Even after SMU (4-4, 2-2) lost their quarterback Preston Stone, when it was up 21-7 midway through the second quarter, the Ponies kept rolling. With their third string QB playing, true freshman Kevin Jennings, the onslaught increased.

Down 24-7 at half, Tulsa scored on the first possession of the second half on a 1-yard run on 4th down by quarterback Braylon Braxton, in then as a situational sub. After a blocked extra point, Tulsa was down only 24-13.

But again, the defense couldn't hold, and it was soon 31-13.

Stone was having an incredible game when he went down after scrambling.
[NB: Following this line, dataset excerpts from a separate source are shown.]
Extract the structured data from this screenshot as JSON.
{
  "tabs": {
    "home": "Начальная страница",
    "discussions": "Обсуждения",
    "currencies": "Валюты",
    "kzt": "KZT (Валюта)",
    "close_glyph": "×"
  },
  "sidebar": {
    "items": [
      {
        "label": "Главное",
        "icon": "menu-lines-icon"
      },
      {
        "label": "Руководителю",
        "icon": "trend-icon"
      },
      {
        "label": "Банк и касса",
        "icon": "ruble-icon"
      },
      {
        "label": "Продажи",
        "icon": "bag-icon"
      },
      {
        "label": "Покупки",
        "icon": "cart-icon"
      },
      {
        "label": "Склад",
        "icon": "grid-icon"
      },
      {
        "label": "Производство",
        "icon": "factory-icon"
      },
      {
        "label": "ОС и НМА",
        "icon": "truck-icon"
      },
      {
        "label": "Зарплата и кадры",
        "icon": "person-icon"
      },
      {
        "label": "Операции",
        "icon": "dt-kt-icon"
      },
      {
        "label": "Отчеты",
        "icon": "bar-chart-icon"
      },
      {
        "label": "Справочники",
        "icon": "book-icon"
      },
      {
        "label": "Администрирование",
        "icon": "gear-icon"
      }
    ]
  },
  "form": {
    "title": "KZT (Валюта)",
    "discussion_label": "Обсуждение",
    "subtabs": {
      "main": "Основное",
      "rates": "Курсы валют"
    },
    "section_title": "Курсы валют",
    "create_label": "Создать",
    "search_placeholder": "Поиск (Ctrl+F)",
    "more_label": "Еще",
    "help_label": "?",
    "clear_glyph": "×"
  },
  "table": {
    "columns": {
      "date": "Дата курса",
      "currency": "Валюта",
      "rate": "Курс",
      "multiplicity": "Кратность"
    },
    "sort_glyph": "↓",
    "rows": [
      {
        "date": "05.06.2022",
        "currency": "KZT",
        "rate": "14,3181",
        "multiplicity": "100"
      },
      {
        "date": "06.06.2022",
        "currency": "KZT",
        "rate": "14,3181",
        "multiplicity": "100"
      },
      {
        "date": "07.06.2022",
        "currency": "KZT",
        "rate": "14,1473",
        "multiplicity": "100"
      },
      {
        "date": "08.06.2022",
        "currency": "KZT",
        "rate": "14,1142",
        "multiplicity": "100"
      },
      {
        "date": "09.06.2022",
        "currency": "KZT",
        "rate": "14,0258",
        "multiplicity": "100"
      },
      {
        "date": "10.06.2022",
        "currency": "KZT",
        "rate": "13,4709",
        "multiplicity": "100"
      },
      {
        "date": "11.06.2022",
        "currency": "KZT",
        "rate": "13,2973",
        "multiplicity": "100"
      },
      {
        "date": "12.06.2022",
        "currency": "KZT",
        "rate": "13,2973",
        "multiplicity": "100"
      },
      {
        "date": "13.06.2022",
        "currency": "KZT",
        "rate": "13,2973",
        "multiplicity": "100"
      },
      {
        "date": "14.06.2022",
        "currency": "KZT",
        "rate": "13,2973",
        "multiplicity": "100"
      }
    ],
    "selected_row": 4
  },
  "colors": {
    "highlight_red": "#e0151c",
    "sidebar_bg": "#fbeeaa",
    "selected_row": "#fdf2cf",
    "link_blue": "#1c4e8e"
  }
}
Regular starting QB Tanner Mordecai was out with a concussion suffered in the Mustangs' previous game, a 29-27 loss to Cincinnnati.

Jennings led the Mustangs on a long drive that was capped by a 34-yard field goal on the last play of the first half.

Tulsa (3-5, 1-3) scored on a gutty 21-yard run by Davis Brin where he got flipped around, doing a near 360 in mid-air at the goal line, to narrow the margin to 31-20 midway through the third quarter.

Brin was lost for the game on that play due to injury, and when SMU scored again on the next series, it was 38-20. Braxton entered on the next series, and a fumble was returned for a touchdown by SMU.

Down 45-20 with 55 seconds left in the third quarter. Game over. Well, not quite yet.

Braxton's 50-yard strike to Stokes with 14:24 left in the fourth quarter narrowed the margin to 45-27. When Jordan Ford caught a 9-yard TD pass in the flat from Braxton with 8:08 remaining, it was 45-34, and game on.

"Braylon did a nice job," Montgomery said.

Tulsa even had 1st-and-goal at the SMU 8-yard-line on the next possession. But two huge losses on running plays, and a missed 44-yard field goal with 3:55 pretty much sealed Tulsa's fate.

"Hard fought game. Just dug ourselves too big of a hole in the first half," Montgomery said. "Had some opportunities late, but just couldn't finish it off."

Braxton finished 8 of 14 for 120 yards and 2 TD passes, while Brin was held to 7 of 16 for 96 yards. For SMU, Jennings was a solid 8 of 11 for 91 yards.

Although Rice won both the stat battle and game against Stokes' team, Stokes was good as usual, catching 5 passes for 122 yards.

"We started off slow. We've got to stop doing that," Stokes said.